秀嶋賢人のはてなブログ

映画監督・NPO法人SocialNetProjectMOVE理事長

再生を支える誇り

意外なことに…。というのがじつは偽らない感覚だ。
 
いわき市で10日に開催することになった上映会もそうだが、すぐ翌日、東京の江古田駅近くのギャラリーで行われる上映会もそう。MOVEを応援・協働する会でお世話になっているHさんが上映会を企画してくれた。
 
そして、今度は、石川県在住で、いわき市海岸線地域のボランティア支援を続けているTくんが、石川県の地元小学校や教育委員会に根回しをして上映会を実施したいと言い出してくれた。
 
さらには、山口、大阪や瀬戸内の島で…と、FBでつながった方々が各地で上映会開催を検討し始めてくれている。

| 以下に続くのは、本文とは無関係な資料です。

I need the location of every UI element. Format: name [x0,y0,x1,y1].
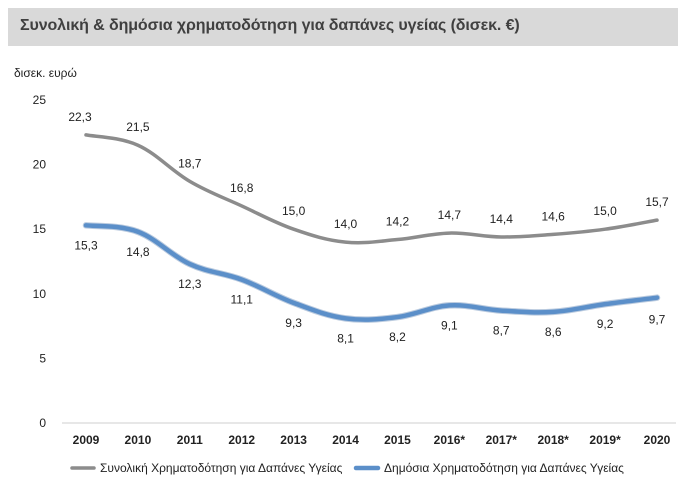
data-label-public: 8,2 [389,330,406,344]
data-label-total: 14,6 [542,209,566,223]
data-label-total: 14,0 [334,217,358,231]
chart-title-bar: Συνολική & δημόσια χρηματοδότηση για δαπ… [8,8,678,46]
data-label-total: 14,2 [386,215,410,229]
legend-public-label: Δημόσια Χρηματοδότηση για Δαπάνες Υγείας [384,461,624,475]
x-tick-label: 2016* [434,433,466,447]
x-tick-label: 2010 [125,433,152,447]
data-label-public: 9,3 [285,316,302,330]
data-label-public: 8,7 [493,324,510,338]
series-line-shadow [82,222,661,323]
x-tick-label: 2012 [228,433,255,447]
x-tick-label: 2018* [537,433,569,447]
data-label-total: 21,5 [126,120,150,134]
data-label-public: 8,6 [545,325,562,339]
y-tick-label: 0 [39,416,46,430]
data-label-public: 9,2 [597,317,614,331]
y-tick-label: 5 [39,351,46,365]
data-label-public: 9,7 [649,313,666,327]
data-label-public: 11,1 [230,293,253,307]
data-label-public: 9,1 [441,318,458,332]
y-tick-label: 20 [33,158,47,172]
x-tick-label: 2013 [280,433,307,447]
x-tick-label: 2015 [384,433,411,447]
x-tick-label: 2009 [73,433,100,447]
y-tick-label: 25 [33,93,47,107]
x-tick-label: 2017* [486,433,518,447]
data-label-public: 12,3 [178,277,202,291]
y-tick-label: 10 [33,287,47,301]
data-label-total: 15,7 [645,195,669,209]
data-label-total: 15,0 [282,204,306,218]
data-label-total: 18,7 [178,156,202,170]
data-label-total: 16,8 [230,181,254,195]
data-label-public: 14,8 [126,245,150,259]
x-tick-label: 2014 [332,433,359,447]
x-tick-label: 2019* [589,433,621,447]
data-label-public: 8,1 [337,331,354,345]
legend-total-label: Συνολική Χρηματοδότηση για Δαπάνες Υγεία… [100,461,343,475]
data-label-total: 14,7 [438,208,462,222]
data-label-total: 22,3 [68,110,92,124]
y-tick-label: 15 [33,222,47,236]
data-label-public: 15,3 [74,238,98,252]
x-tick-label: 2020 [644,433,671,447]
series-line-total [84,133,659,245]
series-line-public [83,223,660,322]
chart-title: Συνολική & δημόσια χρηματοδότηση για δαπ… [20,17,520,34]
data-label-total: 14,4 [490,212,514,226]
y-axis-unit-label: δισεκ. ευρώ [14,66,77,80]
data-label-total: 15,0 [593,204,617,218]
x-tick-label: 2011 [177,433,203,447]
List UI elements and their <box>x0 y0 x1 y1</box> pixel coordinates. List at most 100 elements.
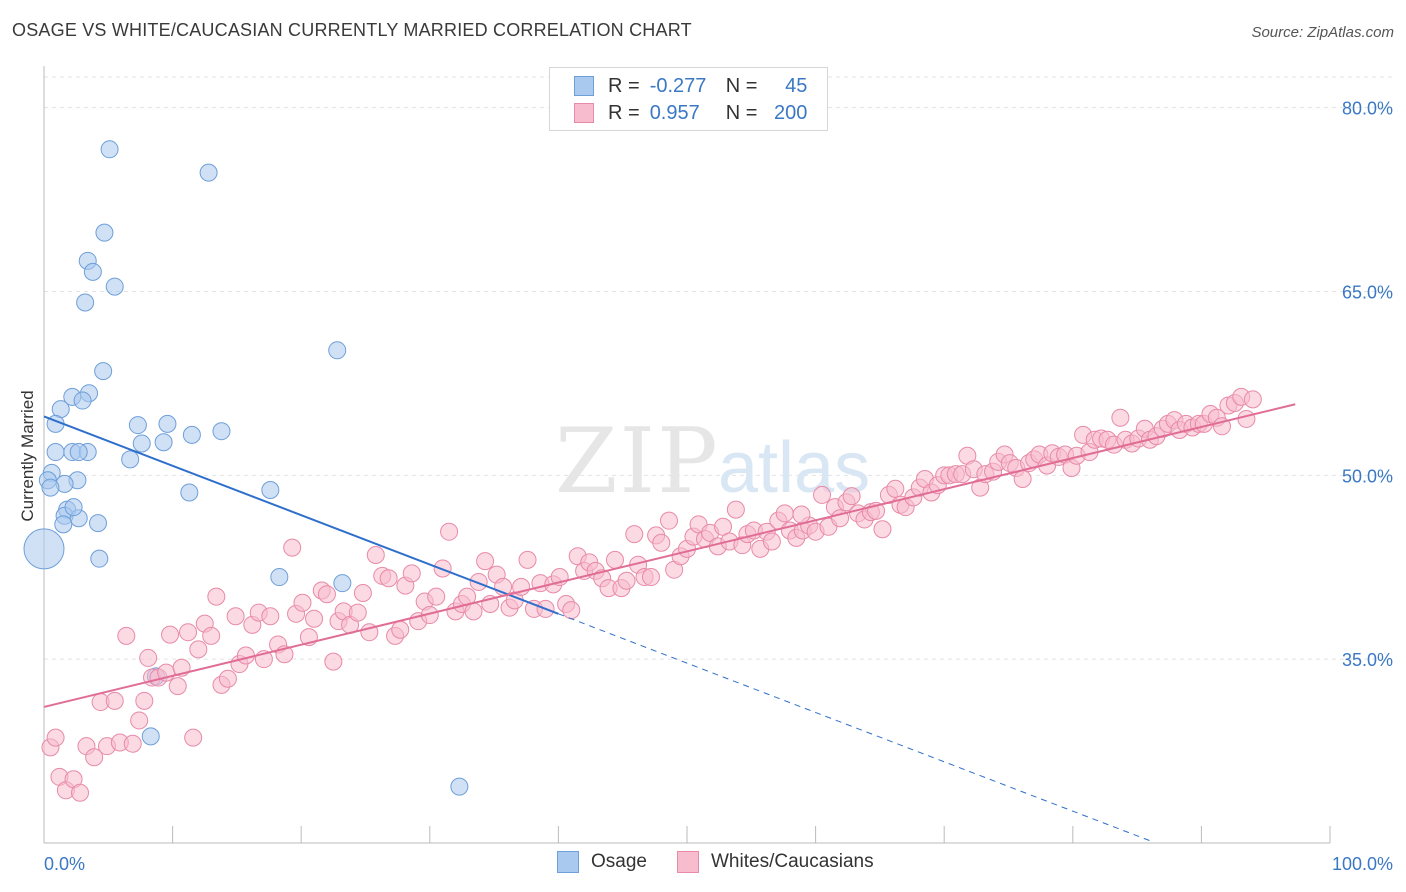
white-point <box>652 533 671 552</box>
white-point <box>469 572 488 591</box>
white-point <box>402 564 421 583</box>
osage-point <box>41 478 60 497</box>
white-point <box>1237 409 1256 428</box>
legend-item-osage: Osage <box>557 851 647 873</box>
osage-point <box>328 341 347 360</box>
legend-item-whites: Whites/Caucasians <box>677 851 874 873</box>
osage-point <box>95 223 114 242</box>
osage-point <box>54 515 73 534</box>
white-trend-line <box>43 403 1296 708</box>
white-point <box>168 677 187 696</box>
white-point <box>440 522 459 541</box>
x-tick-label: 100.0% <box>1332 854 1393 874</box>
legend-row-whites: R = 0.957 N = 200 <box>574 101 807 125</box>
white-point <box>139 648 158 667</box>
series-legend: Osage Whites/Caucasians <box>0 851 1406 877</box>
white-point <box>775 504 794 523</box>
osage-point <box>76 293 95 312</box>
white-point <box>123 734 142 753</box>
white-point <box>117 626 136 645</box>
chart-title: OSAGE VS WHITE/CAUCASIAN CURRENTLY MARRI… <box>12 20 692 40</box>
white-point <box>184 728 203 747</box>
osage-point <box>212 422 231 441</box>
osage-point <box>450 777 469 796</box>
y-tick-label: 50.0% <box>1342 466 1393 486</box>
white-point <box>625 525 644 544</box>
osage-point <box>105 277 124 296</box>
white-point <box>617 571 636 590</box>
legend-n-label: N = <box>725 74 758 97</box>
white-point <box>886 479 905 498</box>
osage-point <box>158 414 177 433</box>
legend-n-value: 200 <box>774 101 808 124</box>
white-point <box>605 550 624 569</box>
white-point <box>283 538 302 557</box>
y-tick-label: 80.0% <box>1342 99 1393 119</box>
legend-n-label: N = <box>725 101 758 124</box>
white-point <box>391 620 410 639</box>
white-point <box>1013 469 1032 488</box>
osage-point <box>94 362 113 381</box>
white-point <box>762 532 781 551</box>
white-point <box>305 609 324 628</box>
white-point <box>324 652 343 671</box>
white-point <box>179 623 198 642</box>
white-point <box>236 646 255 665</box>
osage-point <box>154 433 173 452</box>
legend-label-osage: Osage <box>591 851 647 872</box>
white-point <box>207 587 226 606</box>
osage-point <box>73 391 92 410</box>
white-point <box>366 545 385 564</box>
white-point <box>85 748 104 767</box>
white-point <box>105 691 124 710</box>
osage-point <box>182 425 201 444</box>
legend-swatch-osage <box>557 851 579 873</box>
white-point <box>71 783 90 802</box>
legend-swatch-osage <box>574 76 594 96</box>
white-point <box>218 669 237 688</box>
white-point <box>130 711 149 730</box>
correlation-legend: R = -0.277 N = 45 R = 0.957 N = 200 <box>549 67 828 131</box>
white-point <box>317 585 336 604</box>
osage-point <box>261 481 280 500</box>
white-point <box>873 520 892 539</box>
osage-point <box>333 574 352 593</box>
legend-r-value: 0.957 <box>649 101 700 124</box>
white-point <box>1111 408 1130 427</box>
white-point <box>202 626 221 645</box>
osage-point <box>100 140 119 159</box>
osage-point <box>270 568 289 587</box>
white-point <box>379 569 398 588</box>
white-point <box>293 593 312 612</box>
osage-point <box>23 528 65 570</box>
white-point <box>189 640 208 659</box>
osage-trend-line <box>43 415 559 615</box>
white-point <box>135 691 154 710</box>
osage-point <box>128 416 147 435</box>
watermark-zip: ZIP <box>555 409 720 514</box>
y-tick-label: 65.0% <box>1342 282 1393 302</box>
white-point <box>226 607 245 626</box>
legend-r-value: -0.277 <box>649 74 707 97</box>
osage-point <box>89 514 108 533</box>
legend-r-label: R = <box>608 74 640 97</box>
white-point <box>1243 390 1262 409</box>
y-tick-label: 35.0% <box>1342 650 1393 670</box>
legend-row-osage: R = -0.277 N = 45 <box>574 74 807 98</box>
osage-point <box>180 483 199 502</box>
osage-point <box>141 727 160 746</box>
x-tick-label: 0.0% <box>44 854 85 874</box>
white-point <box>261 607 280 626</box>
white-point <box>641 568 660 587</box>
osage-point <box>121 450 140 469</box>
source-note: Source: ZipAtlas.com <box>1251 24 1394 41</box>
white-point <box>518 550 537 569</box>
white-point <box>46 728 65 747</box>
white-point <box>427 587 446 606</box>
osage-point <box>46 443 65 462</box>
osage-trend-extension <box>558 613 1151 842</box>
white-point <box>161 625 180 644</box>
white-point <box>476 552 495 571</box>
white-point <box>659 511 678 530</box>
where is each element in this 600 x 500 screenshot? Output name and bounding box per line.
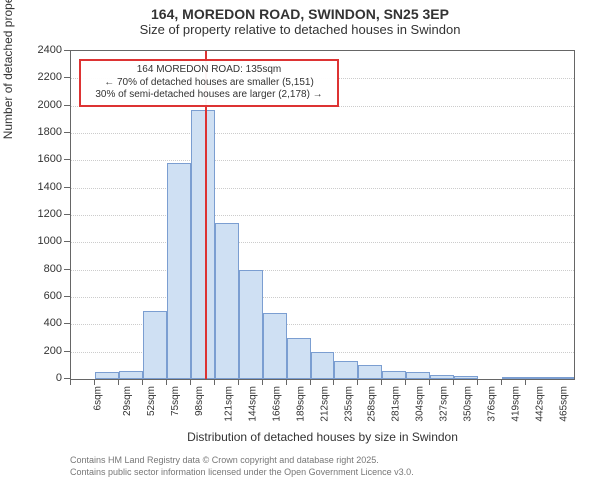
x-tick-mark [381,380,382,385]
y-tick-label: 1200 [12,208,62,220]
gridline [71,160,574,161]
x-tick-label: 304sqm [415,386,426,422]
x-tick-mark [501,380,502,385]
gridline [71,133,574,134]
x-tick-label: 419sqm [511,386,522,422]
y-axis: 0200400600800100012001400160018002000220… [0,50,70,380]
x-tick-mark [190,380,191,385]
histogram-bar [95,372,119,379]
gridline [71,242,574,243]
histogram-bar [239,270,263,379]
histogram-bar [382,371,406,379]
histogram-bar [311,352,335,379]
histogram-bar [334,361,358,379]
x-tick-mark [214,380,215,385]
x-tick-label: 465sqm [559,386,570,422]
chart-title-main: 164, MOREDON ROAD, SWINDON, SN25 3EP [0,0,600,22]
histogram-bar [215,223,239,379]
annotation-line-2: ← 70% of detached houses are smaller (5,… [87,77,331,90]
annotation-box: 164 MOREDON ROAD: 135sqm ← 70% of detach… [79,59,339,107]
y-tick-label: 1600 [12,153,62,165]
x-tick-label: 98sqm [194,386,205,416]
x-tick-label: 29sqm [122,386,133,416]
histogram-bar [430,375,454,379]
x-tick-mark [405,380,406,385]
x-tick-mark [525,380,526,385]
histogram-bar [406,372,430,379]
histogram-bar [287,338,311,379]
histogram-bar [119,371,143,379]
x-tick-mark [477,380,478,385]
histogram-bar [526,377,550,379]
histogram-bar [263,313,287,379]
x-tick-mark [142,380,143,385]
x-tick-label: 189sqm [295,386,306,422]
y-tick-label: 1000 [12,235,62,247]
x-tick-label: 350sqm [463,386,474,422]
x-tick-mark [310,380,311,385]
x-tick-mark [286,380,287,385]
x-tick-label: 121sqm [223,386,234,422]
x-tick-label: 52sqm [146,386,157,416]
x-tick-mark [70,380,71,385]
histogram-bar [191,110,215,379]
y-tick-label: 0 [12,372,62,384]
x-tick-label: 327sqm [439,386,450,422]
plot-area: 164 MOREDON ROAD: 135sqm ← 70% of detach… [70,50,575,380]
x-tick-mark [94,380,95,385]
x-tick-mark [333,380,334,385]
x-tick-mark [429,380,430,385]
x-axis-label: Distribution of detached houses by size … [70,430,575,444]
y-tick-label: 2400 [12,44,62,56]
histogram-bar [454,376,478,379]
x-tick-mark [453,380,454,385]
x-tick-label: 144sqm [247,386,258,422]
y-tick-label: 800 [12,263,62,275]
histogram-bar [167,163,191,379]
x-tick-mark [238,380,239,385]
x-tick-label: 6sqm [92,386,103,410]
histogram-bar [143,311,167,379]
gridline [71,270,574,271]
y-tick-label: 2000 [12,99,62,111]
x-tick-label: 376sqm [487,386,498,422]
histogram-bar [502,377,526,379]
x-tick-mark [357,380,358,385]
histogram-bar [358,365,382,379]
chart-container: 164, MOREDON ROAD, SWINDON, SN25 3EP Siz… [0,0,600,500]
y-tick-label: 200 [12,345,62,357]
footer-line-2: Contains public sector information licen… [70,467,590,479]
y-tick-label: 600 [12,290,62,302]
footer-line-1: Contains HM Land Registry data © Crown c… [70,455,590,467]
histogram-bar [550,377,574,379]
y-tick-label: 1400 [12,181,62,193]
y-tick-label: 400 [12,317,62,329]
x-tick-mark [118,380,119,385]
x-tick-label: 75sqm [170,386,181,416]
x-tick-mark [262,380,263,385]
gridline [71,297,574,298]
annotation-line-1: 164 MOREDON ROAD: 135sqm [87,64,331,77]
x-tick-mark [166,380,167,385]
annotation-line-3: 30% of semi-detached houses are larger (… [87,89,331,102]
y-tick-label: 2200 [12,71,62,83]
gridline [71,215,574,216]
x-tick-label: 281sqm [391,386,402,422]
x-tick-label: 212sqm [319,386,330,422]
x-tick-label: 442sqm [535,386,546,422]
x-tick-label: 258sqm [367,386,378,422]
y-tick-label: 1800 [12,126,62,138]
chart-footer: Contains HM Land Registry data © Crown c… [70,455,590,478]
x-tick-label: 166sqm [271,386,282,422]
gridline [71,188,574,189]
x-tick-label: 235sqm [343,386,354,422]
chart-title-sub: Size of property relative to detached ho… [0,22,600,41]
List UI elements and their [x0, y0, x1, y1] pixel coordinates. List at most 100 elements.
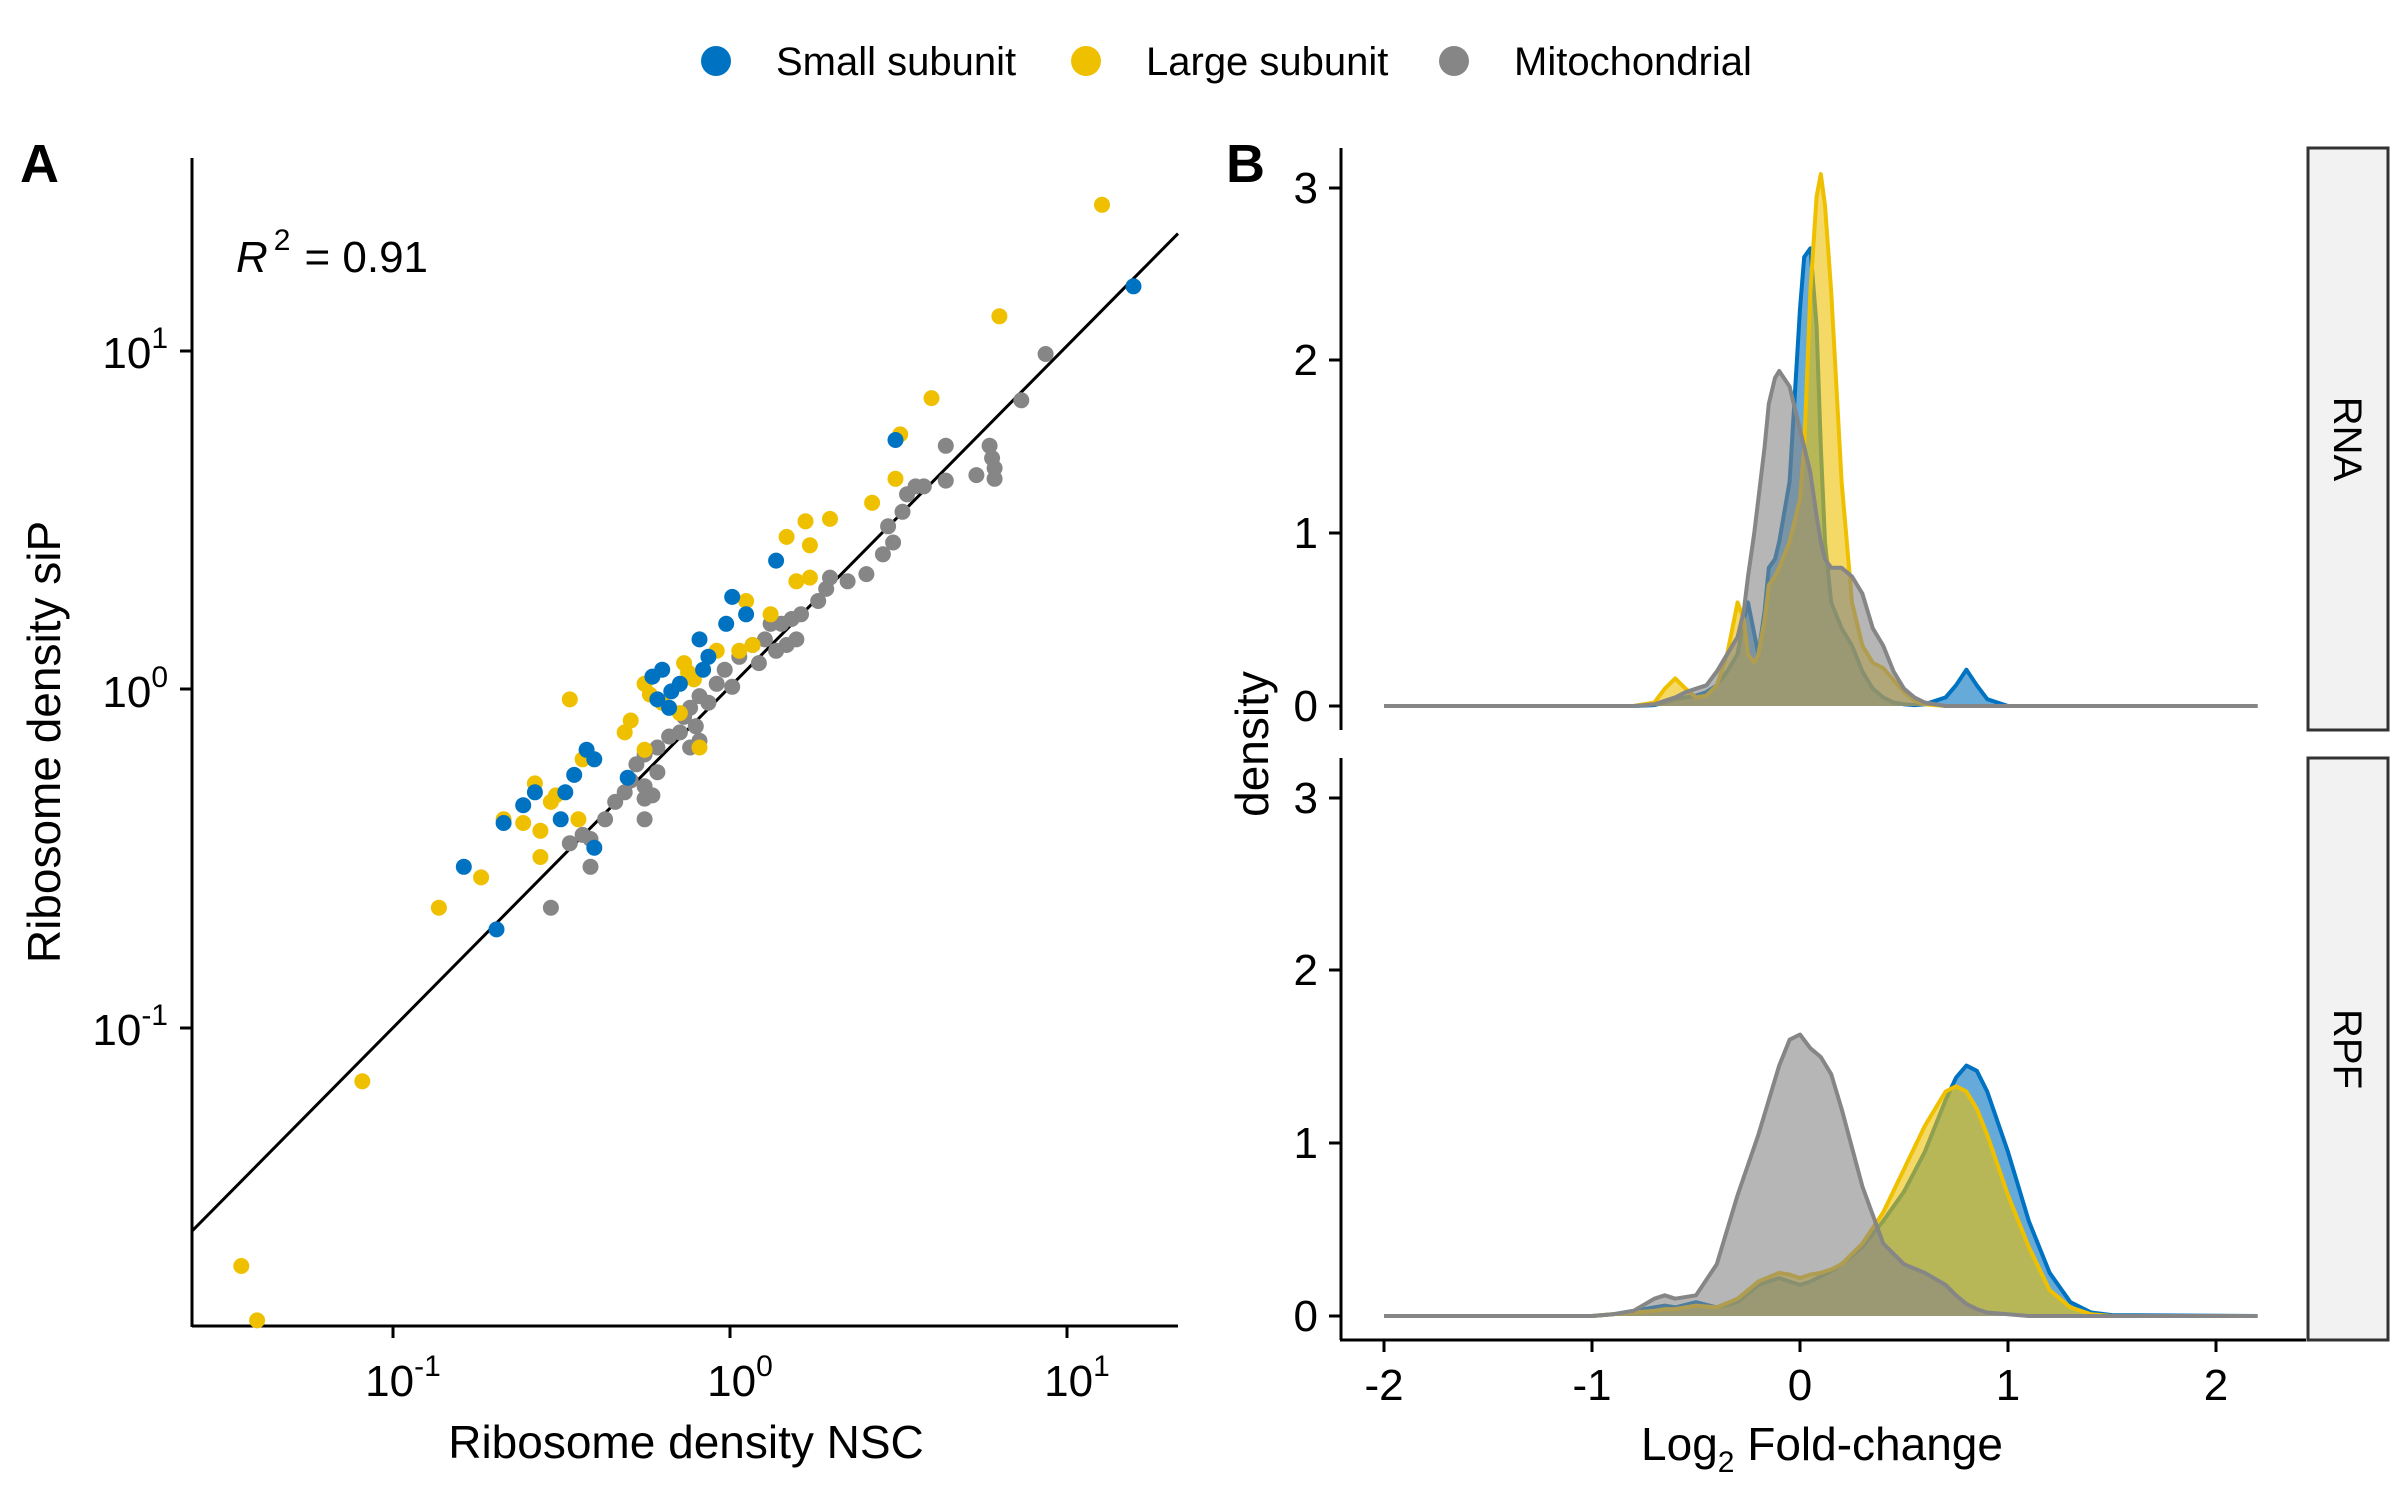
scatter-point-large-subunit	[864, 494, 881, 511]
facet-rpf-densities	[1384, 1032, 2258, 1318]
scatter-point-large-subunit	[744, 637, 761, 653]
scatter-point-large-subunit	[797, 513, 814, 530]
legend: Small subunit Large subunit Mitochondria…	[701, 40, 1752, 84]
scatter-point-small-subunit	[649, 691, 666, 708]
scatter-point-mitochondrial	[874, 546, 891, 563]
scatter-point-large-subunit	[991, 308, 1008, 325]
scatter-point-large-subunit	[1094, 196, 1110, 213]
scatter-point-large-subunit	[738, 593, 755, 609]
scatter-point-mitochondrial	[628, 756, 645, 773]
panel-a-x-tick-label: 10-1	[365, 1350, 441, 1406]
panel-a-y-ticks: 10-1 100 101	[92, 322, 192, 1055]
legend-swatch-mitochondrial	[1439, 46, 1469, 76]
panel-a-tag: A	[20, 134, 59, 194]
scatter-point-small-subunit	[661, 699, 678, 716]
panel-b-x-axis-title: Log2 Fold-change	[1641, 1418, 2003, 1479]
scatter-point-small-subunit	[1125, 278, 1142, 295]
panel-b-tag: B	[1226, 134, 1265, 194]
scatter-point-large-subunit	[249, 1312, 266, 1329]
scatter-point-small-subunit	[586, 839, 603, 856]
scatter-point-small-subunit	[526, 784, 543, 801]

昨年の「誇り」をつくったとき、まったくそうした上映会は考えず、ただ、MOVEのFBサイトSmart City MOVEの設立発表会で上映し、その後、池尻の「いわき七浜」でこじんまりした上映会をやっただけだ。

今回は、作品が札幌国際短編映画祭に出品したこともあって、「誇り」のときとは比べられないほど、告知をした。
 
ひとつには、いわき市の被災した海岸地区の方々にいろいろな協力をしてもらったことがある。また、いわき市教育委員会新常磐交通や冨岡町にも撮影協力をしてもらったこともある。

地域のみなさんのご協力を多くの人に伝えておきたい。その思いが強かったからだ。それが結果的には、被災した地域のいまを広く知ってもらうことになる。

それが、前回の「誇り」と合わせて、今回の「みんな生きている」を上映したいという声が上がるようになった。
 
ならばと、提案したのが、「福島のこれからを考える」映画上映会という見出しだ。
それなら、MOVEの活動として各地域に、いまの福島、そして、これからの福島の課題を伝え、地域のあり方や傷を負った心の傷にどのような取り組みができるかを共に考えることができる。

この間、やはり応援・協働する会の0さんが、会津若松に避難している大熊町の方たちが、会津の織物を使い、大熊町の名にちなんで、クマの人形をつくっている取り組みを教えてくれた。
 
被災当時、避難当時、大熊や双葉の人たちが避難で会津にきて、しばらくするとギクシャクした関係が生まれていたことを私は知っている。大熊、双葉の近くのいわきへUターンした人も少なくない。
 
だが、会津がいいと残った人たちもいる。その人たちと会津の人たちにいまひとつの大きなつながりが生まれている。マスコミにも乗らない、小さな町の話題かもしれない。だが、共に人形をつくるという中で、大きな癒しと心の回復、PTG(外傷後成長)が生まれているに違いない。
 
あるいは、避難先の地域の祭りに参加したり、逆に、避難した人々の地域のまつりを避難先の町で再現する。それも同じだ。

難しい議論や理屈ではなく、ただ、お互いの地域にある文化を手を使って、身体を使って共有する。そこにこそ、あるべき地域連携、市民連携と協働の姿があるのではないか…

いま私は思っている。この二つの映画と豊間小学校子ども映画学校を取材したドキュメンタ―を通じて、小規模でも、多くの地域で上映会を実施しよう。そして、そのつながりをもとに、福島県内の小さな地域の見直し、伝統芸能、市民芸能を守り、育てている人々の姿と声を紹介しよう。

人口の減少はとどめようもない。高齢化のつぎには、若い女性の地域からの離脱がくる。そして、地域そのものが失われるところも出てくる。その次の未来に、それでも地域の柱であった、そうした伝統をなにかの形で残しておく。
 
再生の糸口は、その誇りからしか生まれないからだ。